Plutonium kent stabiele fase

Het chemische element plutonium heeft een vaste, stabiele fase. De vondst kan leiden tot betere manieren om radioactief kernafval te bergen. 

Een nieuw ontdekte fase van een plutoniummengsel is vast en stabiel. De fase werd per toeval ontdekt door een internationaal onderzoeksteam. 

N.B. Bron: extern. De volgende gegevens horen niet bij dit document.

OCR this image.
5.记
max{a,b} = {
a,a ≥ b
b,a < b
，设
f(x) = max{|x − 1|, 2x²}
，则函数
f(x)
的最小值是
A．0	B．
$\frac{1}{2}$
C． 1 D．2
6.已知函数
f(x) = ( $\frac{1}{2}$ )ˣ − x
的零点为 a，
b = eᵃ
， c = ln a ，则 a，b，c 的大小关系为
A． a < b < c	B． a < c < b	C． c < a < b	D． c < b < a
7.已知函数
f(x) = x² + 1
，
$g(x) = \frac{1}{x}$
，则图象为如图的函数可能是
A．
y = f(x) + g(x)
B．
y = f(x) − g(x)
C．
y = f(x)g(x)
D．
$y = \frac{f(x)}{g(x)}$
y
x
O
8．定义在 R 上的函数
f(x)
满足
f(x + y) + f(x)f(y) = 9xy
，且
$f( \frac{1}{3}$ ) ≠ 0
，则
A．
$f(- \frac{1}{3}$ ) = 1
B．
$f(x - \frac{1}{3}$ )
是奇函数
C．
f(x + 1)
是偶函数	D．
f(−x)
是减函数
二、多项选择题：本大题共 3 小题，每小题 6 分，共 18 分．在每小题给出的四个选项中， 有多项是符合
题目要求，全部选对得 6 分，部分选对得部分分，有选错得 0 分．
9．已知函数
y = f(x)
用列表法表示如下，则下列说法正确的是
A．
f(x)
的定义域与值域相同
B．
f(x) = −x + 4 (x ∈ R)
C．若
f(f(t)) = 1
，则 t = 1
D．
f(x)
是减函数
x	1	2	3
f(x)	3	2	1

De fysici probeerden nanodeeltjes van plutoniumdioxide te creëren met diverse uitgansstoffen – stoffen die als voorloper dienen voor een andere stof. Bij de uitgangsstof plutonium (IV) merkten ze dat zich een vreemde reactie voordeed bij het vormen van de dioxidedeeltjes. Ze vonden dat het reactieproces trager verliep dan normaal. Halverwege leek het zelfs even alsof het plutonium een vaste, stabiele vorm aannam.

Onderzoeker Kristina Kvashnina tijdens de experimenten in het ESRF (European Synchrotron Radiation Facility).

Extra tests toonden dat de onderzoekers wel degelijk een stabiele fase hadden waargenomen. Metingen met een spectrometer wezen uit dat het wellicht ging om een nieuwe vorm van de plutonium(V)-uitgangsstof. Doorgaans is plutonium(V) niet stabiel of vast. Bij een herhaling van het experiment drie maanden later ontstond dezelfde vorm. Chemici hebben nog geen vaststaande verklaring voor het fenomeen.

Plutonium is een waardevol element. Plutonium(IV)-oxide wordt gebruikt als splijtstof in kernreactors. Plutonium is wel erg instabiel, wat het moeilijk maakt om de toxische stof te transporteren, op te slaan en te bergen. Sommige delen van de stof kunnen miljoenen jaren lang radioactief blijven. Het zou een ramp zijn als die in het grondwater zouden terechtkomen.

Maar dat er een stabiele fase van plutonium is, werpt hopelijk een ander licht op de zaak.